Nitric oxide concentrations in coculture supernatants were calculated with the Griess Reagent System (Promega). Samples (50 μl) were added to the microtiter plates, followed by the addition of 50 μl of 1% (vol/vol) sulfanilamide and 50 μl of 0.1% (vol/vol) naphthylethylenedi-amine in 2.5% (vol/vol) H₃PO₄. After 15 min, absorbance was measured at 530 nm and compared with that of a standard curve of NaNO₃.

Analysis of T cell proliferation in vivo

CFSE-labeled OT-I CD45.1⁺ T cells (1.5 × 10⁶) were transferred intravenously into C57BL/6, iFABP-tOVA or iFABP-tOVA Nos2^−/− mice. After 72 h, SLNs and MLNs were collected and single-cell suspensions were prepared and stained for flow cytometry. For some experiments, cells were restimulated for 4 h with OVA peptide (1 μg/ml; amino acid sequence, SIINFEKL) with or without LAMP-1 or control immunoglobulin G. IFN-γ expression was assessed with a Cytofix/Cytoperm kit according to the manufacturer’s guidelines (BD Biosciences).

Immunofluorescence staining of frozen tissue sections

Lymph nodes were fixed for 4 h in 4% (vol/vol) paraformaldehyde in PBS, followed by overnight incubation at 4 °C in 0.1 M sodium phosphate buffer containing 30% (vol/ vol) sucrose. Tissues were ‘snap-frozen’ with a slurry of isopentane and liquid nitrogen. Cryosections 7 μm in thickness were air-dried and fixed with 2% (vol/vol) paraformaldehyde, followed by blocking for 2 h with PBS containing 3% (vol/vol) BSA. Samples were stained for 1 h with primary antibodies in 3% (vol/vol) BSA in PBS, then washed three times with 0.01% (vol/vol) Tween in PBS. The following primary antibodies were used: Alexa Fluor 488–labeled Armenian hamster anti–mouse gp38 (8.1.1; labeled with an Alexa Fluor 488 protein labeling kit from Invitrogen), biotinylated rat anti–mouse CD31 (MEC13.3) and unlabeled rabbit anti–mouse NOS2 (M-19). Sections were incubated for 30 min at 20 °C with Alexa Fluor 647–labeled secondary antibody to rabbit (Invitrogen) and streptavidin–Alexa Fluor 405 (Invitrogen). As a control, either an isotype-matched control antibody (rat immunoglobulin G2a, κ-chain; 400504; Biolegend) or a secondary reagent (rabbit immunoglobulin G; sc-2027; Santa Cruz) was used. Samples were imaged with an LSM 510 Zeiss laser-scanning confocal microscope.

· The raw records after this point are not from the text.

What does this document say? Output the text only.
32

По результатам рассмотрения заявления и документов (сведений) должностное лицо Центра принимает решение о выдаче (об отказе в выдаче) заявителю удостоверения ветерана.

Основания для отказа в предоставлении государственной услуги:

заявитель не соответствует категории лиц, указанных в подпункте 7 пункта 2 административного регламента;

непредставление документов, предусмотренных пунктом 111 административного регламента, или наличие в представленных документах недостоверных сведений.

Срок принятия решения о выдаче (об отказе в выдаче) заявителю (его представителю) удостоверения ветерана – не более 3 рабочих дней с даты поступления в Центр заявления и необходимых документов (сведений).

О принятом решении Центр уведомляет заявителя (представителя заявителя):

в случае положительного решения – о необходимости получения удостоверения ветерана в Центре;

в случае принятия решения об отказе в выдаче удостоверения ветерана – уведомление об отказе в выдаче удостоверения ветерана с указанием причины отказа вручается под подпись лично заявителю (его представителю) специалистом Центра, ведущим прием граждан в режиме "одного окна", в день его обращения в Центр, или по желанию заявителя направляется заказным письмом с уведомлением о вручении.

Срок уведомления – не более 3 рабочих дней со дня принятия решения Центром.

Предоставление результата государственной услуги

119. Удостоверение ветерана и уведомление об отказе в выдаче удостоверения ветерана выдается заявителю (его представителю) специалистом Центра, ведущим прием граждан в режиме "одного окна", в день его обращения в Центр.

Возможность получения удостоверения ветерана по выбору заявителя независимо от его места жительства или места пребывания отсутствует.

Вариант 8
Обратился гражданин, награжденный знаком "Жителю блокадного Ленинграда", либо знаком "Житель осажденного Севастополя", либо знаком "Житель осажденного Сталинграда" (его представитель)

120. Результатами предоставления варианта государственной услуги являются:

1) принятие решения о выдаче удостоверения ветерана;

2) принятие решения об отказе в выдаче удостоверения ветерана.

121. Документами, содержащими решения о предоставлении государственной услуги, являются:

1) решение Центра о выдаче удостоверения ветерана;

Data analysis and statistics

Data were analyzed with FlowJo 8.8.6 software (TreeStar), including calculation of division indices. The division index shows the average number of divisions that a cell present in the starting population has undergone as follows: division index = proliferation index (average number of divisions) × percent dividing cells. Band intensities of DNA gels and confocal microscopy images were analyzed with ImageJ 1.41o (US National Institutes of Health). For statistical analysis, Prism 4 (GraphPad Software) was used. Data were compared with an unpaired two-tailed t-test, with 95% confidence intervals (Student’s t-test).

Additional methods

Information on intracellular staining of NOS2, sorting of various stromal and hematopoietic cell types, quantitative PCR analyses, apoptosis assays and in vitro antigen-presentation assays is available in the Supplementary Methods.